Fairly large for its time, the Neptune was a mid/high-wing monoplane with tricycle landing gear, underwing hard-points and a bomb bay (which may be the reason it was often mistakenly called a bomber). Power was provided initially by two 2300 hp (1715 kw) Wright R3350 Duplex Cyclone engines (which decodes to 18 cylinders in two radial rows of 9 totalling 3350 cubic inches displacement – more than 50 litres per engine) driving variable pitch propellers with reverse thrust.

On 1 October 1951 a Neptune, 'the Truculent Turtle', landed in Columbus Ohio after flying 11, 236 miles from Pearce, WA, in 55 hours. To do so it carried 8,600 US gallons of fuel, which raised the take-off weight from a standard 58 000 lbs to 84 000 lbs, and used jet assisted take off (JATO) rockets to get airborne. This amazing feat - 12 hours in a relatively noisy, un-pressurised Neptune was more than enough for most aircrew – provided a taste of what was to come. Successive variants grew to over 80 000 lbs AUW and jets and water injection were added to provide extra power for takeoff and emergencies.

Lockheed Neptune

The resultant noise on take off from 'two that turn and two that burn' was distinctive and unforgettable for all but the deaf. After climb out at over 200 knots the jets were shut down and speed reduced to about 180 knots for cruise, making the Neptune one of very few aircraft that climbed faster than it cruised.

RAAF Neptunes were fitted for ASW, surface ship detection and general reconnaissance. Twelve P2V4/5 (later designated P2E) aircraft entered service with No.11 Squadron, in Pearce WA, in 1951. At first powered only by two R3350 radials, all were later retrofitted with Westinghouse J-34 auxiliary jets. Having moved to Richmond, 11 Squadron lost an aircraft and crew in 1959 during an air test when a runaway engine fire burned through the wing and the aircraft crashed within sight of the base. The remaining 11 aircraft were replaced by 10 Orion P3Bs in 1968 and the squadron relocated to Edinburgh, SA.

In 1962 10 Squadron in Townsville received 12 P2V7 (later SP2H) aircraft. The P2V7 had a more rounded cockpit canopy, more streamlined tip tanks and the same tactical and navigation displays and acoustic detection equipment as the early Orions. This made it a very effective ASW aircraft for its time, although the increased weight cut range and endurance and conditions for some crew were cramped and at times quite hot, especially in the tropics at low level.

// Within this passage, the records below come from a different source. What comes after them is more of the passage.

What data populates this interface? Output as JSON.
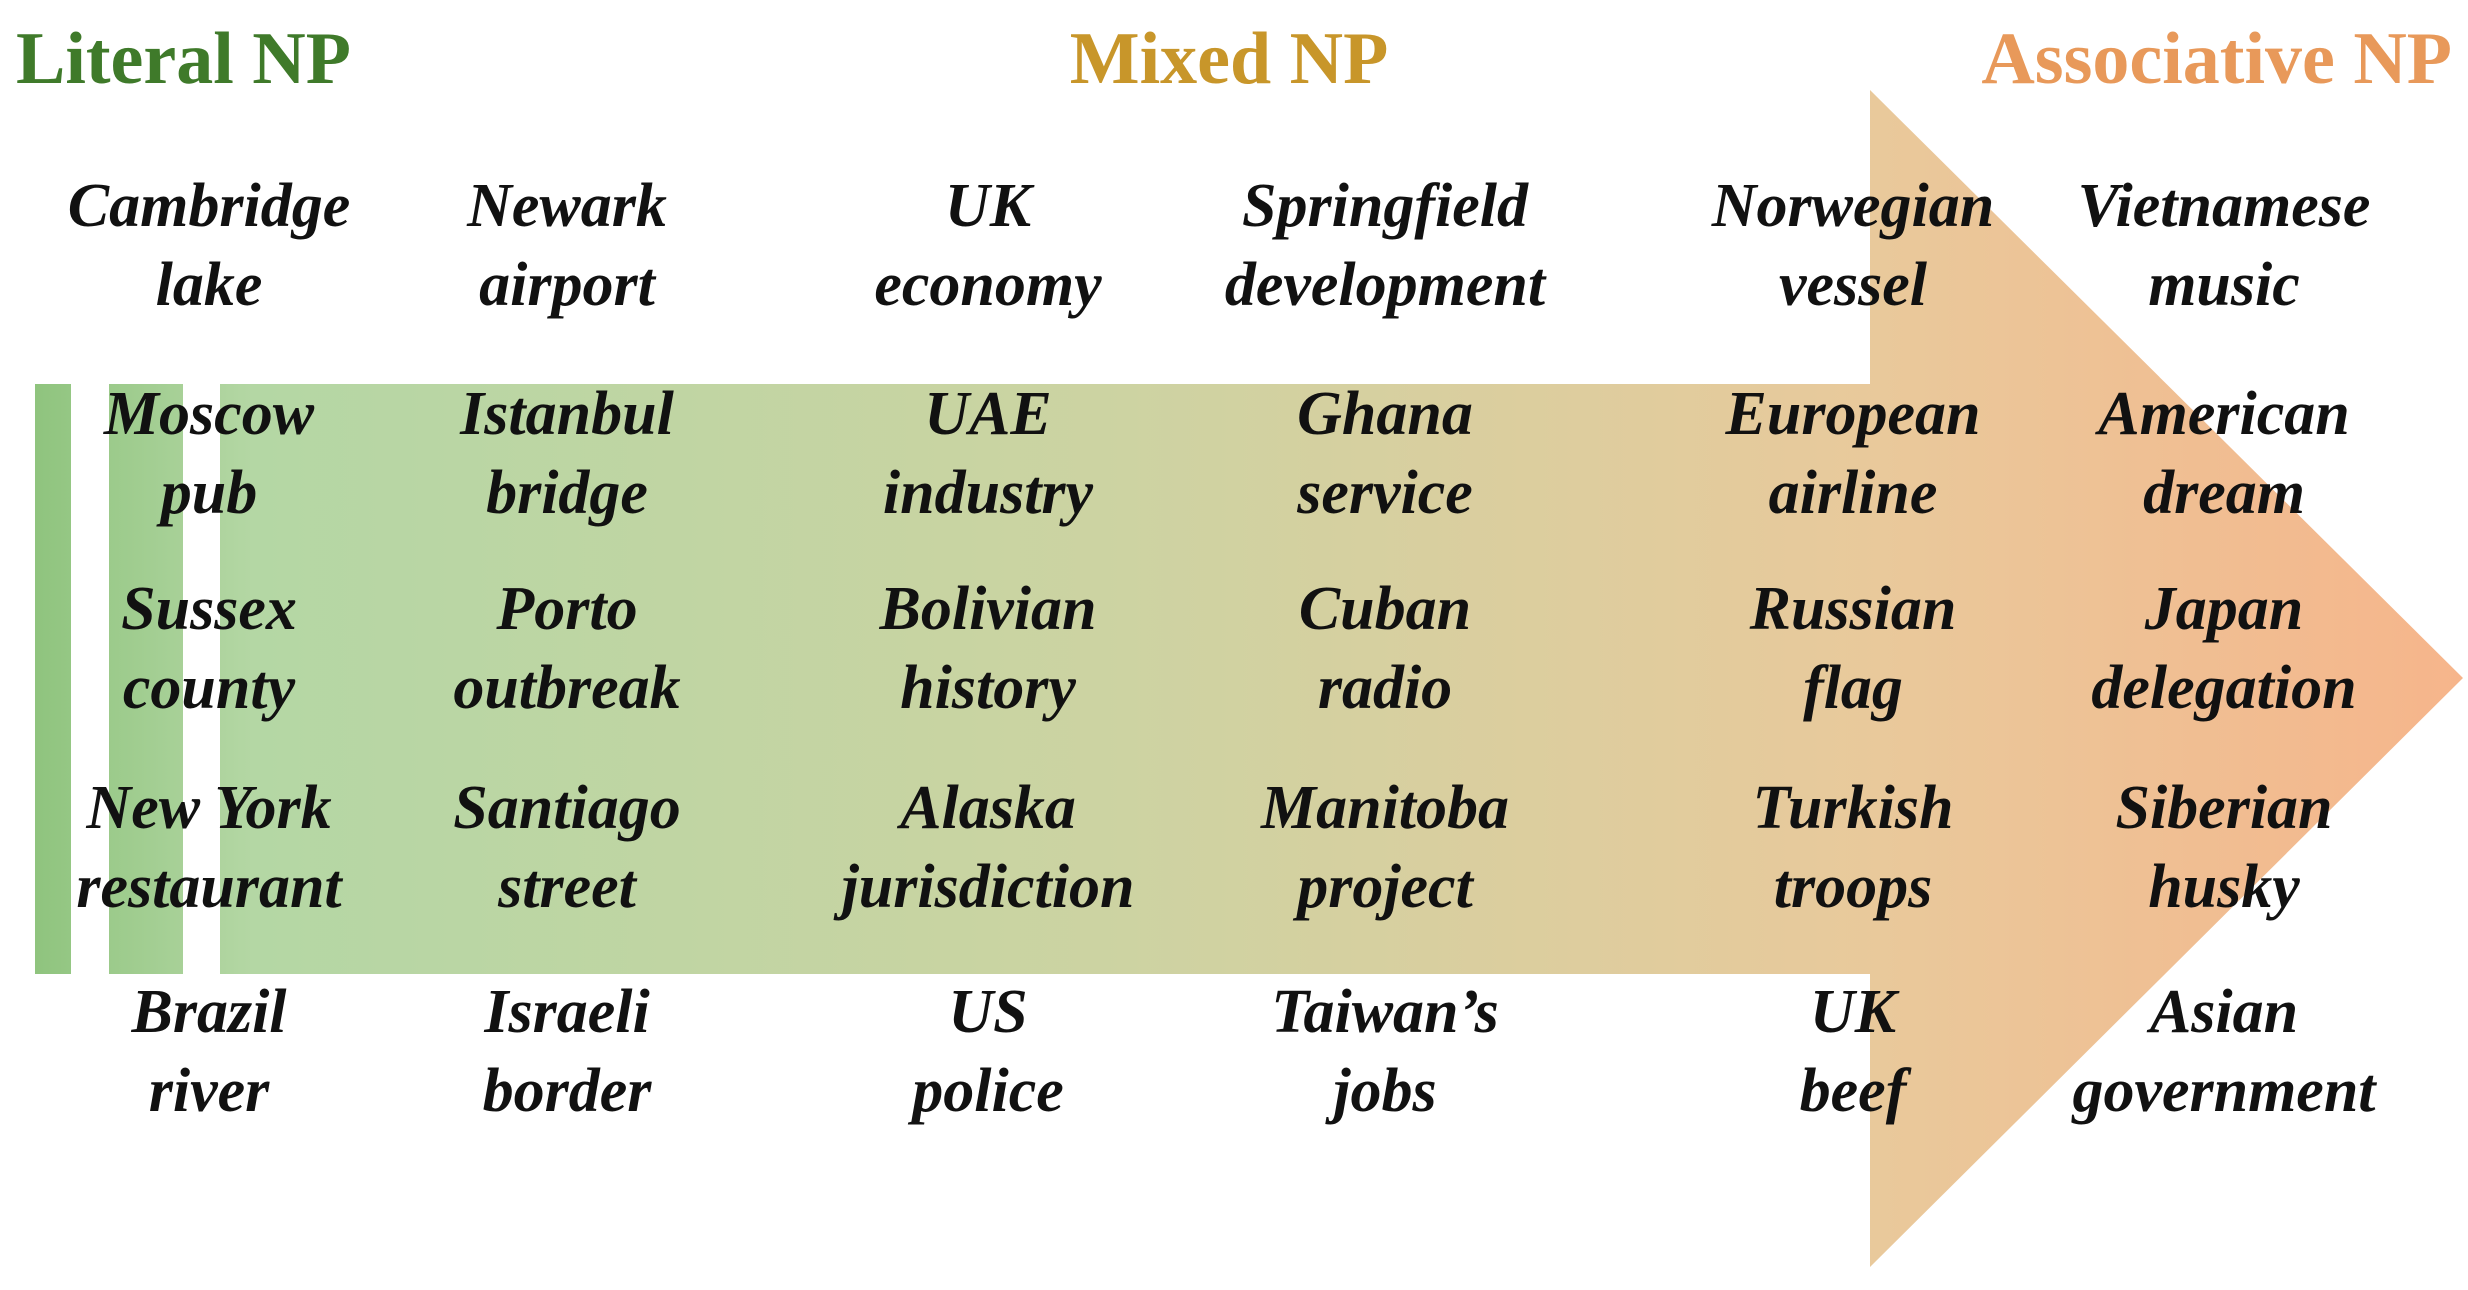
{
  "headings": {
    "literal": "Literal NP",
    "mixed": "Mixed NP",
    "associative": "Associative NP"
  },
  "columns": [
    [
      [
        "Cambridge",
        "lake"
      ],
      [
        "Moscow",
        "pub"
      ],
      [
        "Sussex",
        "county"
      ],
      [
        "New York",
        "restaurant"
      ],
      [
        "Brazil",
        "river"
      ]
    ],
    [
      [
        "Newark",
        "airport"
      ],
      [
        "Istanbul",
        "bridge"
      ],
      [
        "Porto",
        "outbreak"
      ],
      [
        "Santiago",
        "street"
      ],
      [
        "Israeli",
        "border"
      ]
    ],
    [
      [
        "UK",
        "economy"
      ],
      [
        "UAE",
        "industry"
      ],
      [
        "Bolivian",
        "history"
      ],
      [
        "Alaska",
        "jurisdiction"
      ],
      [
        "US",
        "police"
      ]
    ],
    [
      [
        "Springfield",
        "development"
      ],
      [
        "Ghana",
        "service"
      ],
      [
        "Cuban",
        "radio"
      ],
      [
        "Manitoba",
        "project"
      ],
      [
        "Taiwan’s",
        "jobs"
      ]
    ],
    [
      [
        "Norwegian",
        "vessel"
      ],
      [
        "European",
        "airline"
      ],
      [
        "Russian",
        "flag"
      ],
      [
        "Turkish",
        "troops"
      ],
      [
        "UK",
        "beef"
      ]
    ],
    [
      [
        "Vietnamese",
        "music"
      ],
      [
        "American",
        "dream"
      ],
      [
        "Japan",
        "delegation"
      ],
      [
        "Siberian",
        "husky"
      ],
      [
        "Asian",
        "government"
      ]
    ]
  ]
}
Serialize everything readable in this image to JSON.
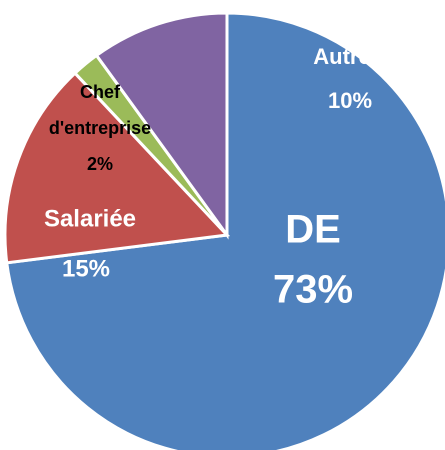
{
  "chart_data": {
    "type": "pie",
    "categories": [
      "DE",
      "Salariée",
      "Chef d'entreprise",
      "Autre"
    ],
    "values": [
      73,
      15,
      2,
      10
    ],
    "value_labels": [
      "73%",
      "15%",
      "2%",
      "10%"
    ],
    "colors": [
      "#4f81bd",
      "#c0504d",
      "#9bbb59",
      "#8064a2"
    ]
  }
}
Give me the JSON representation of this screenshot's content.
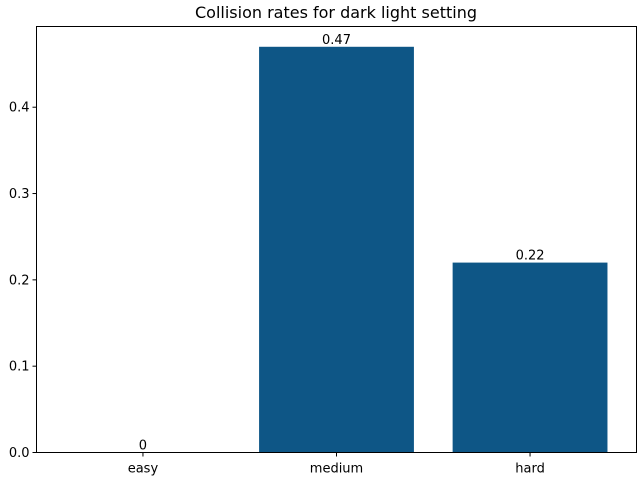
{
  "chart_data": {
    "type": "bar",
    "title": "Collision rates for dark light setting",
    "categories": [
      "easy",
      "medium",
      "hard"
    ],
    "values": [
      0,
      0.47,
      0.22
    ],
    "data_labels": [
      "0",
      "0.47",
      "0.22"
    ],
    "xlabel": "",
    "ylabel": "",
    "ylim": [
      0,
      0.4935
    ],
    "yticks": [
      0.0,
      0.1,
      0.2,
      0.3,
      0.4
    ],
    "ytick_labels": [
      "0.0",
      "0.1",
      "0.2",
      "0.3",
      "0.4"
    ],
    "grid": false,
    "legend": "none",
    "bar_color": "#0e5686"
  }
}
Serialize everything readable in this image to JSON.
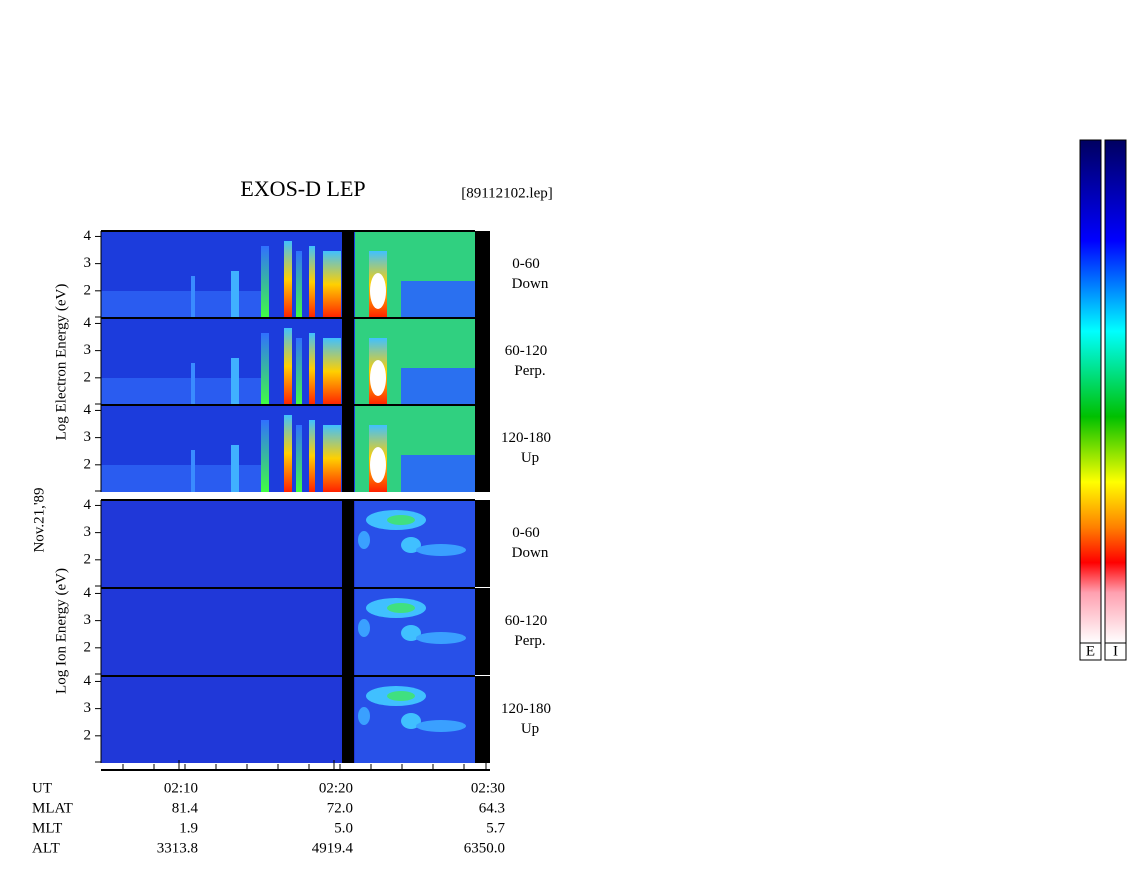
{
  "title": "EXOS-D LEP",
  "file": "[89112102.lep]",
  "date": "Nov.21,'89",
  "electron_axis_label": "Log  Electron  Energy (eV)",
  "ion_axis_label": "Log  Ion  Energy (eV)",
  "energy_range": [
    1,
    4.2
  ],
  "energy_ticks": [
    2,
    3,
    4
  ],
  "electron_panels": [
    {
      "angle": "0-60",
      "direction": "Down"
    },
    {
      "angle": "60-120",
      "direction": "Perp."
    },
    {
      "angle": "120-180",
      "direction": "Up"
    }
  ],
  "ion_panels": [
    {
      "angle": "0-60",
      "direction": "Down"
    },
    {
      "angle": "60-120",
      "direction": "Perp."
    },
    {
      "angle": "120-180",
      "direction": "Up"
    }
  ],
  "ut_label": "UT",
  "time_ticks": [
    "02:10",
    "02:20",
    "02:30"
  ],
  "ephemeris": [
    {
      "label": "MLAT",
      "values": [
        "81.4",
        "72.0",
        "64.3"
      ]
    },
    {
      "label": "MLT",
      "values": [
        "1.9",
        "5.0",
        "5.7"
      ]
    },
    {
      "label": "ALT",
      "values": [
        "3313.8",
        "4919.4",
        "6350.0"
      ]
    }
  ],
  "colorbars": [
    "E",
    "I"
  ]
}
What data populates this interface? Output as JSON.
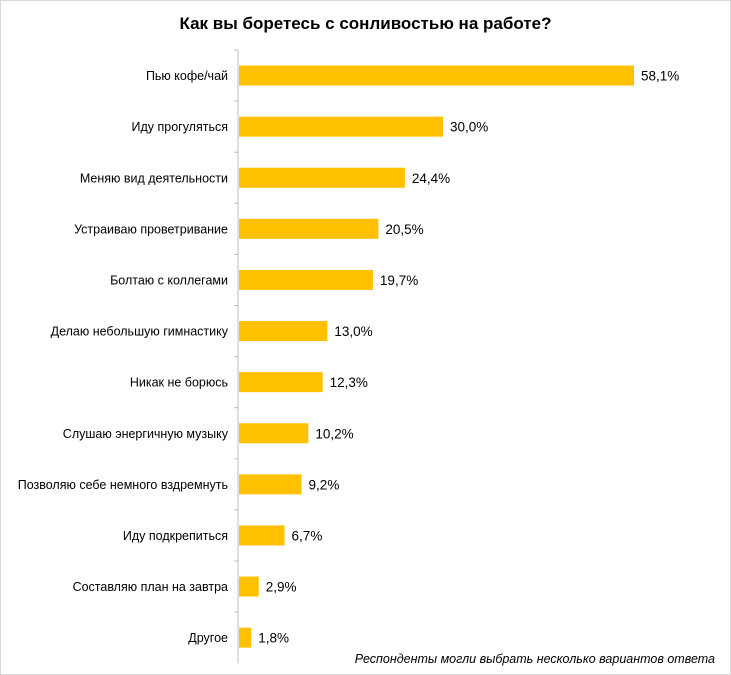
{
  "chart_data": {
    "type": "bar",
    "orientation": "horizontal",
    "title": "Как вы боретесь с сонливостью на работе?",
    "categories": [
      "Пью кофе/чай",
      "Иду прогуляться",
      "Меняю вид деятельности",
      "Устраиваю проветривание",
      "Болтаю с коллегами",
      "Делаю небольшую гимнастику",
      "Никак не борюсь",
      "Слушаю энергичную музыку",
      "Позволяю себе немного вздремнуть",
      "Иду подкрепиться",
      "Составляю план на завтра",
      "Другое"
    ],
    "values": [
      58.1,
      30.0,
      24.4,
      20.5,
      19.7,
      13.0,
      12.3,
      10.2,
      9.2,
      6.7,
      2.9,
      1.8
    ],
    "value_labels": [
      "58,1%",
      "30,0%",
      "24,4%",
      "20,5%",
      "19,7%",
      "13,0%",
      "12,3%",
      "10,2%",
      "9,2%",
      "6,7%",
      "2,9%",
      "1,8%"
    ],
    "bar_color": "#FFC000",
    "grid": false,
    "legend": "none"
  },
  "footnote": "Респонденты могли выбрать несколько вариантов ответа"
}
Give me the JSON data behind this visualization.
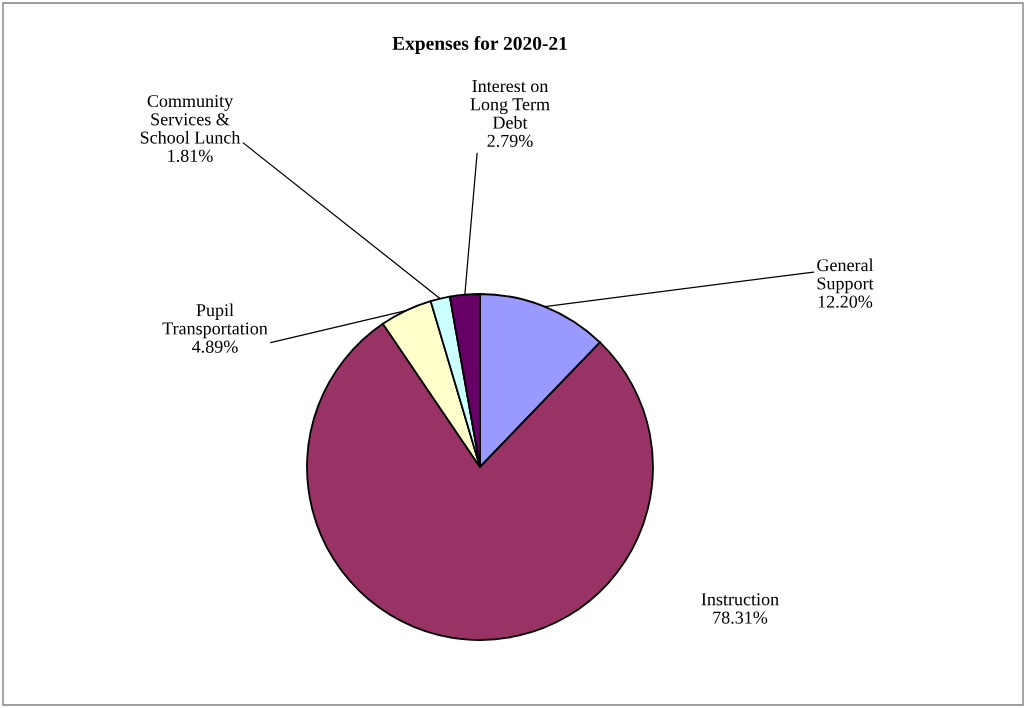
{
  "chart_data": {
    "type": "pie",
    "title": "Expenses for 2020-21",
    "categories": [
      "General\nSupport",
      "Instruction",
      "Pupil\nTransportation",
      "Community\nServices &\nSchool Lunch",
      "Interest on\nLong Term\nDebt"
    ],
    "values": [
      12.2,
      78.31,
      4.89,
      1.81,
      2.79
    ],
    "value_labels": [
      "12.20%",
      "78.31%",
      "4.89%",
      "1.81%",
      "2.79%"
    ],
    "colors": [
      "#9999ff",
      "#993366",
      "#ffffcc",
      "#ccffff",
      "#660066"
    ],
    "legend": false
  }
}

SP2H Neptune crews thus had mixed feelings about their aircraft. Pilots found it enjoyable and responsive to fly and despite its faults everyone appreciated how well it did the job in its early years. But however it was seen, by 1978 the SP2H was definitely showing its age and its belated replacement by the much more comfortable and capable P3C, and relocation of the squadron to Edinburgh to form 92 Wing, ended the Neptune era for the RAAF.